Depuis Hier (1995), Agotha Kristof n’écrit plus. Non par angoisse de la page blanche ou choix délibéré, mais parce qu’elle estime avoir dit tout ce qu’elle avait à dire dans sa fameuse trilogie (Le Grand Cahier, La Preuve, le Troisième mensonge). Il a fallu un bien curieux concours de circonstances pour que paraisse L’Analphabète*, recueil de onze textes autobiographiques, parus il y a presque vingt ans, que l’auteur avait confiés à la revue zurichoise Du, puis totalement oubliés. Il a fallu que ses archives personnelles soient transférées à la Bibliothèque Nationale de Berne et qu’un chercheur curieux mette la main dessus pour que ces textes voient enfin le jour !

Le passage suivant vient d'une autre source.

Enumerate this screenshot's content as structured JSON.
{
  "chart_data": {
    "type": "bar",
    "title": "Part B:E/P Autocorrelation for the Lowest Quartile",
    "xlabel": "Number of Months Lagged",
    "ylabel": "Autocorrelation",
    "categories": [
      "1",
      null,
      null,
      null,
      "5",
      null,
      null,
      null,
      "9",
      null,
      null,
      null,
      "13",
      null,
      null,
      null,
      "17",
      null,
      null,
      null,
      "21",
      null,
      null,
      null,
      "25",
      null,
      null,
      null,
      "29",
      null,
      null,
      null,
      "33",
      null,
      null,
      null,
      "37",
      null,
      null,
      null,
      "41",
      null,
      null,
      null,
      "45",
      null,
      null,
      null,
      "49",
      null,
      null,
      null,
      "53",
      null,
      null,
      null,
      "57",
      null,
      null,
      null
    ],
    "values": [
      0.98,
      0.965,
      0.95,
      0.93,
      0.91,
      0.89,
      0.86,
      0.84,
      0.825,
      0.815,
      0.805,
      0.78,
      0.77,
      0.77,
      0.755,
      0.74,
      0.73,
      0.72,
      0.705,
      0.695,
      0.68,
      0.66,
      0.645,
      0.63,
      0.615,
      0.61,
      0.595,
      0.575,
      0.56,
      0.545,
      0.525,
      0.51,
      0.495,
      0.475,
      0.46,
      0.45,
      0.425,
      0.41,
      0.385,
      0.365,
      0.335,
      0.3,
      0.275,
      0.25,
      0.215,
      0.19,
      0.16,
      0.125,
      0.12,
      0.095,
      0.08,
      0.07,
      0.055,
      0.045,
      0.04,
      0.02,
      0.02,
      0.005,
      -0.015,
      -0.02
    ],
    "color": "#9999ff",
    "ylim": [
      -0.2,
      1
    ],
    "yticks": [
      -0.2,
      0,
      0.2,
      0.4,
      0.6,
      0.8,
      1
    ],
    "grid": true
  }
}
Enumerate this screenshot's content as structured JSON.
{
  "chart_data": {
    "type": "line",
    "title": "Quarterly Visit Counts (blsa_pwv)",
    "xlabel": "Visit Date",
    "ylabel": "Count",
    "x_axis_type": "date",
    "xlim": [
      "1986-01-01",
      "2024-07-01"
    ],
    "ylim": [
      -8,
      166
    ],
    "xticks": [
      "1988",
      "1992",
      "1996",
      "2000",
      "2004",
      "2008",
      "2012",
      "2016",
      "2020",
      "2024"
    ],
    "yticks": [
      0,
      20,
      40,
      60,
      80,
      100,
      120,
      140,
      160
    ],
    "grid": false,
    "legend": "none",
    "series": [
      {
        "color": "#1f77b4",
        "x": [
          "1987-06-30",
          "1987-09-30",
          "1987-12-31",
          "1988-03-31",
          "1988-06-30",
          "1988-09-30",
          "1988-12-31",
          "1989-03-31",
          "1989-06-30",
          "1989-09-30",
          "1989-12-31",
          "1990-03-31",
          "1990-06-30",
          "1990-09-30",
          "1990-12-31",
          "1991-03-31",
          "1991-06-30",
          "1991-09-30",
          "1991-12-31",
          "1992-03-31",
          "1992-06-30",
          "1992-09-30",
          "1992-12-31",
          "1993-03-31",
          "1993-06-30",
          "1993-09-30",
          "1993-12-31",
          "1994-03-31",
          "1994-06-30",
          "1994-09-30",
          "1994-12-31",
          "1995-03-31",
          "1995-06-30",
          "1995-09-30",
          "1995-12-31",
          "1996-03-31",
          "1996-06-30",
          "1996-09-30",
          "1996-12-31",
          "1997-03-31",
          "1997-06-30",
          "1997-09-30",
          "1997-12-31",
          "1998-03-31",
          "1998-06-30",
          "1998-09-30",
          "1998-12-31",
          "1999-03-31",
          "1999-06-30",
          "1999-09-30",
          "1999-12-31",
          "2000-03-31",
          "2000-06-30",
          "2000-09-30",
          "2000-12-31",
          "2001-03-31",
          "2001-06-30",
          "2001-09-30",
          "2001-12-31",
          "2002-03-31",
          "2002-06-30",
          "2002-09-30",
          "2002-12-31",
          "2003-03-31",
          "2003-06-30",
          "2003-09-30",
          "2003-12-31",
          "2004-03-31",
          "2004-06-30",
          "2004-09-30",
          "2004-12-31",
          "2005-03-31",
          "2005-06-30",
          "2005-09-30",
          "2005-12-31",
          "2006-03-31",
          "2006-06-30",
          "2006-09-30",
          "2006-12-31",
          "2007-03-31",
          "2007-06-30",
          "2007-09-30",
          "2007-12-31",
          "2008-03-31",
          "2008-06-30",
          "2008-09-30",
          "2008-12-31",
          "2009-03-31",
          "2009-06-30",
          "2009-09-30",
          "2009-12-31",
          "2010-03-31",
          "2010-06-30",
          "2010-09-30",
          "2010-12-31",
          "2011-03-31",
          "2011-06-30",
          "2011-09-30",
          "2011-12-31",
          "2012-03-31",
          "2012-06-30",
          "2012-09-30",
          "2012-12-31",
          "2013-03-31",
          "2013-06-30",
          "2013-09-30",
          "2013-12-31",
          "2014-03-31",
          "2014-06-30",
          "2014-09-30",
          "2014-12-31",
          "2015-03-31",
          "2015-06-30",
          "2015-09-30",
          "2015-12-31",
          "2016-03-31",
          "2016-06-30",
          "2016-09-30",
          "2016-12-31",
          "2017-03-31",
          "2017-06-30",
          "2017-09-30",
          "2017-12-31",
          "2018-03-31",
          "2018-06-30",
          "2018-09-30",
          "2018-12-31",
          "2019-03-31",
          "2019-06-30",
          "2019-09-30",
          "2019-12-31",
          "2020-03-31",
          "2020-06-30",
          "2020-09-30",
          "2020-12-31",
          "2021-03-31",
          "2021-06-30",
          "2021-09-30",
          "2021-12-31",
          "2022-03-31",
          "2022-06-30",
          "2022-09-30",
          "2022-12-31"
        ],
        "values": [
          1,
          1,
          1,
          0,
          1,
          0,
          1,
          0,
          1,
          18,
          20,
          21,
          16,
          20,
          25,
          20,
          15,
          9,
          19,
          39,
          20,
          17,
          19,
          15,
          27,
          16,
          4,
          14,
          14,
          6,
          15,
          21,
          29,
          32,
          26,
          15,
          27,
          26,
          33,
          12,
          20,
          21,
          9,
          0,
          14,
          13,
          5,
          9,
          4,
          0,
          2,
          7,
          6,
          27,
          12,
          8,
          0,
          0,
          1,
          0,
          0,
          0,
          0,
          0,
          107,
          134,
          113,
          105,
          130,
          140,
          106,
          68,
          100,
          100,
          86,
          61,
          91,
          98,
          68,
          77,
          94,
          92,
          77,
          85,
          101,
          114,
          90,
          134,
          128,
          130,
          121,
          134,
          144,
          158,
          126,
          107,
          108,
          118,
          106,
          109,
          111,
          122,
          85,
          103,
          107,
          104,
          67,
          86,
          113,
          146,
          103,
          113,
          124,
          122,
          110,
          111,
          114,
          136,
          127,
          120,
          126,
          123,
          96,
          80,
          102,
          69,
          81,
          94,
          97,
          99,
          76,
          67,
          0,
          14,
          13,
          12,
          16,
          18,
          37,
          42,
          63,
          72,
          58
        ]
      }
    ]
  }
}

Agota Kristof nous montre que chaque écrivain est d’abord un lecteur, et que toute écriture naît du rapt d’une lecture. Nous sommes bien sûr dans la Hongrie des années 40, puis 50. La petite Agota est malade de lecture, elle aime à raconter des histoires qu’elle invente (déjà) elle-même. Puis arrive l’internat, et la séparation d’avec ses parents. Comme si elle entrait en clandestinité, Agota Kristof trouve alors son salut dans l’écriture, inventant une sorte de code secret « pour que personne ne puisse la lire ». Mais, quand survient la guerre, elle découvre avec effroi la langue allemande, langue de l’envahisseur, première langue étrangère et ennemie, puis la langue russe, quand les Communistes occupent à leur tour la Hongrie en 1945. C’est alors qu’elle commence sa lutte pour conquérir sa langue, « une lutte longue et acharnée qui durera toute sa vie. »
Nouvel exil en 1956, quand Agota Kristof quitte la Hongrie pour venir se réfugier en Suisse. Errance des personnes déplacées, nouvelles suspicions. C’est par hasard qu’elle se retrouvera dans les montagnes neuchâteloises, à Fontainemelon, où elle travaillera dans une usine d’horlogerie. Ici commence son désert — social, culturel, linguistique. Puis à nouveau l’écriture, d’abord de pièces de théâtre, puis de nouvelles, pour sortir du silence. Elle qui lisait à l’âge de quatre est devenue, selon ses propres termes, une « analphabète ». Une nouvelle vie commence pour elle avec une nouvelle langue, le français — la quatrième en date après le hongrois, l’allemand et le russe.
Cette langue, à laquelle elle trouve tous les défauts du monde (pauvreté de vocabulaire, lourdeur, absence de rythme), elle la maîtrisera au point d’en tirer sa propre musique, reconnaissable entre toutes. Musique élémentaire, phrases courtes, mot juste, expression resserrée. Tous les admirateurs d’Agotha Kristof ne seront pas déçus en lisant L’Analphabète : tout y est, comme en concentré, des qualités minimalistes de son écriture, lucidité et concision, humour diablement efficace. On attend avec impatience la suite de cette autobiographie qui devrait paraître au début de l’année prochaine aux Éditions du Seuil.
* L’Analphabète, par Agotha Kristof, Zoé, Genève, 2004.